Is your team's inbox out of control? Meet Cerberus Helpdesk. He doesn't eat, he doesn't sleep, and he never needs a vacation. His interests include: burying spam, fetching useful information, and herding wild e-mail.
18,979+ Companies are Taking Control of their Inbox with Cerberus Helpdesk!
"Miditech.com has been in the hosting business since 1996. Since setting up with Cerberus Support Center 4.0 we have improved our customer relationships and solidified the fact that we believe service is everything for our customers. Great job on 4.0 and the new features you are working on is pure icing on the cake. I recommend your new version 4.0 to anyone and I will be sending you future business through my growing reseller network. Keep up the great work!" - Don Gerrity, Miditech.com
Is Your Current E-mail Application More Cluttered Than Your Inbox?
Cerberus Helpdesk 4.0 (Cerb4) is a group-based webmail project that has been evolving since January 2002. We started the project because we couldn't find an existing PHP-based solution that seemed to be conscious enough about performance and usability. We didn't have a spectacularly large volume of e-mail to deal with at the time, but that only made it more surprising that the available solutions were failing us as badly as they were.
It has taken us six years of immersion, and tens of thousands of conversations, to really appreciate how much energy it takes to find elegant solutions -- concepts that are simple to explain, but remain flexible enough to be used in creatively unexpected ways.
What you see in the project today is a distillation of these elegant solutions from our six years of experimentation. If you're accustomed to complexity as a measure of software's maturity, things may look too simple at first glance. Don't let the simplicity fool you.
Elegant solutions look simple in hindsight.
You only need to understand a few concepts to get started:
A ticket is a specific e-mail conversation and all the related data about a question or issue. Each ticket has a unique identifier for future reference by anyone involved.
The people on the originating end of tickets are called requesters. A ticket can have multiple requesters.
The people on the answering end of tickets are called workers.
A watcher is a worker who receives copies of messages. For example, a supervisor may be a watcher to monitor the quality of the messages workers are writing back to requesters.
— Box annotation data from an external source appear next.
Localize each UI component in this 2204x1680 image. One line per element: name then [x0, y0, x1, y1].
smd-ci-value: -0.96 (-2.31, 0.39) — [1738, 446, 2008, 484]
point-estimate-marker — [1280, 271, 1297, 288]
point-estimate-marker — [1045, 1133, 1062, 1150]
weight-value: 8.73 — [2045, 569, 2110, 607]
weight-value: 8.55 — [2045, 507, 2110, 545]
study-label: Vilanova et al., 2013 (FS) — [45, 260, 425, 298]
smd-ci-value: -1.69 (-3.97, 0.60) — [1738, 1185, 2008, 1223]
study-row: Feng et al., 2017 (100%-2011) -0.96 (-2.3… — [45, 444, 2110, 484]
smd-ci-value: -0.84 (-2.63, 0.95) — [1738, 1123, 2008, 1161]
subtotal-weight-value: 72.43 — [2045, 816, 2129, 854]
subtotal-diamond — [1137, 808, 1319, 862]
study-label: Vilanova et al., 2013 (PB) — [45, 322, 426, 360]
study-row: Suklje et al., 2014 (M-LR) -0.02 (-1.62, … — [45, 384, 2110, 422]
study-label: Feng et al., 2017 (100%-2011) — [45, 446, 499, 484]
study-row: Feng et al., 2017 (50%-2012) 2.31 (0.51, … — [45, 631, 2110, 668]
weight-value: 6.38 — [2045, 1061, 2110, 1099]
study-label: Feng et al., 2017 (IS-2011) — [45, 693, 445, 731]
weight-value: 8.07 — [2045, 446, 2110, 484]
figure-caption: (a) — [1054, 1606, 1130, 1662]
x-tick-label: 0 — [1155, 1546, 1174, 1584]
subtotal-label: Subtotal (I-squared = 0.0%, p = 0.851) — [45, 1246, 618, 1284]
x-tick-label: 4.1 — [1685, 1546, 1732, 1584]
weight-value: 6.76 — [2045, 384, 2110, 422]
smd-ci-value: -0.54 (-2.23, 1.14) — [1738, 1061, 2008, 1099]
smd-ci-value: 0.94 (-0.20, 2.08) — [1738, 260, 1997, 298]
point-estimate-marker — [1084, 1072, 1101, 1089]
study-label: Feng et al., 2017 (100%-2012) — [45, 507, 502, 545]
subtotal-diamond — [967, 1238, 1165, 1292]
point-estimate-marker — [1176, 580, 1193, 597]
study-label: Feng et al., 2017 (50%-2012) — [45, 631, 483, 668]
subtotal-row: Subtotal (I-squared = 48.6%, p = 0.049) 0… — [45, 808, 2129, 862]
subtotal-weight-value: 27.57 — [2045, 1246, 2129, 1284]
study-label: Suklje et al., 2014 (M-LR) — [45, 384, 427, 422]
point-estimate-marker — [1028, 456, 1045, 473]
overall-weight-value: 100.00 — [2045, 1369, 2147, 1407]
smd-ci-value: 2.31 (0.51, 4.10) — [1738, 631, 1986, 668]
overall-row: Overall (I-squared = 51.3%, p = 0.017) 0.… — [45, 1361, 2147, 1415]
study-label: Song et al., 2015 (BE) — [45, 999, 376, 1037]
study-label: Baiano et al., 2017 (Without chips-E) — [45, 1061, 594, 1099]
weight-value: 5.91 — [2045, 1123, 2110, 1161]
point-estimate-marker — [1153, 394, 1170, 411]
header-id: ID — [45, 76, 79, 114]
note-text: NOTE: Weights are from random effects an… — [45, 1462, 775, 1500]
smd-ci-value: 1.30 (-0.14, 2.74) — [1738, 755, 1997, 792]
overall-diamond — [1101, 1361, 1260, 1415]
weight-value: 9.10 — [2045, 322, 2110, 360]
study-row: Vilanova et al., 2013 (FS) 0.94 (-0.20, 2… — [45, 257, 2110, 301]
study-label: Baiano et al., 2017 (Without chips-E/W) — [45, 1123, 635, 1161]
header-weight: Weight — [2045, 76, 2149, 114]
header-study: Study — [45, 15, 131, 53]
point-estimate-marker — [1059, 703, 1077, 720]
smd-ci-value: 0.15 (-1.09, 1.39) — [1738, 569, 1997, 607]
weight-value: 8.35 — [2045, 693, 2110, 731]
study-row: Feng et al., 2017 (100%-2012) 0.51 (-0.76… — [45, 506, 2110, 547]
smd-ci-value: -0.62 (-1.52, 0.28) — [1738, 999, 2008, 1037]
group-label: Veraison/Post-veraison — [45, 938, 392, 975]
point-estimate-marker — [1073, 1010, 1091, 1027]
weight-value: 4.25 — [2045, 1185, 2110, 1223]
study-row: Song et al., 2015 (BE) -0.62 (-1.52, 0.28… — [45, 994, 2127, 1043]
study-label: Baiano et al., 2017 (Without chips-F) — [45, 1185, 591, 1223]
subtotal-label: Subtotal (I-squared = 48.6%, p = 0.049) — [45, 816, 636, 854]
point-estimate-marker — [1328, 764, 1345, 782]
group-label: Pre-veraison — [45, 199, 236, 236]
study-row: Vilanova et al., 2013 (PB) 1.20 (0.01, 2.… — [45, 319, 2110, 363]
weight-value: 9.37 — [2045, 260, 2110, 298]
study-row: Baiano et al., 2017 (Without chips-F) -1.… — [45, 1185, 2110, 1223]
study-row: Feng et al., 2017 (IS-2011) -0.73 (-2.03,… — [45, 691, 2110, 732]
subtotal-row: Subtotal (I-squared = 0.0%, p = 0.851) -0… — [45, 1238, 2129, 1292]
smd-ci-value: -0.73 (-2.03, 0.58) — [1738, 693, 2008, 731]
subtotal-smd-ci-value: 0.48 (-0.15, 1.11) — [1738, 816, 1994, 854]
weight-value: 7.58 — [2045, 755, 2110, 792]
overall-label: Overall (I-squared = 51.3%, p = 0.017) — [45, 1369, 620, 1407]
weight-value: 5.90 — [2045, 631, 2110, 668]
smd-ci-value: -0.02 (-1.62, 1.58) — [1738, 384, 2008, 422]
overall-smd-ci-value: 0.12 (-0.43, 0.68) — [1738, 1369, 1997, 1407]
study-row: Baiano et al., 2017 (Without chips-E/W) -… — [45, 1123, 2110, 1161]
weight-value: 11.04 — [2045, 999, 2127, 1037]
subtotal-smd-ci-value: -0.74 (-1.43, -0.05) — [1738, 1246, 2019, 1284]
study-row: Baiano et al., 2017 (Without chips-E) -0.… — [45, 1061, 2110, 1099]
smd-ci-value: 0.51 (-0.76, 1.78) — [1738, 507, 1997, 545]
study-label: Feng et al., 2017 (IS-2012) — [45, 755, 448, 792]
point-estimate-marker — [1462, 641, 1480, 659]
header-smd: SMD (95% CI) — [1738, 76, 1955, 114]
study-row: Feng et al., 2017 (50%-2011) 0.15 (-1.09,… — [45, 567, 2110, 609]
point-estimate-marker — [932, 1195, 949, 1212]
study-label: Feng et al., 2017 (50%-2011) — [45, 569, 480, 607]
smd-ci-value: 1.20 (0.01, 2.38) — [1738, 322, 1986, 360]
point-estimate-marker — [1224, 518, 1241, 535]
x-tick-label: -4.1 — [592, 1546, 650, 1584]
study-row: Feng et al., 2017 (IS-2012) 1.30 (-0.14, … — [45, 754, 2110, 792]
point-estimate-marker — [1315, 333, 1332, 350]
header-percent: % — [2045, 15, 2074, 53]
The helpdesk is a software hub for centrally managing and archiving tickets, and routing messages between workers and requesters. This allows several workers to receive and share e-mail without requesters writing to any of them individually.
A bucket is a container for storing similar tickets. Common buckets are: Leads, Receipts, Newsletters, Refunds and Spam.
A group is several workers who share responsibility for the same tickets and buckets. Common groups are: Sales, Support, Development, Billing and Corporate. These examples are departments, but groups can be related by anything.
A worker in a group is called a member. A member with the authority to modify the group is called a manager. Groups can have any number of managers.
Each group has an inbox where new tickets are delivered by default. These tickets are then moved into buckets either automatically by the helpdesk or by workers.
Pile Sorting breaks down large lists of e-mail into actionable piles based on sender, domain, subject pattern or headers.
About WebGroup Media, LLC.
WebGroup Media, LLC. (WGM) has been collaborating on Cerberus Helpdesk for over six years. We're lean, profitable, organically-bootstrapped, and carry no long-term debt or outside funding.
We're unconventionally structured; everyone here is involved with using, building, promoting, and supporting our projects. This keeps us oriented as users first and as a business second.
Our software has to become a super-human team member, since we humans have various other jobs to do on top of responding to e-mail. Everything we do is well-informed by our constant conversations with the community. We can't imagine having walls set up between the real world and our project decision makers.
As the project has grown, we've had an interesting arms-race between Cerberus Helpdesk and the ever-increasing number of people who write in to talk to us about it. This is our muse.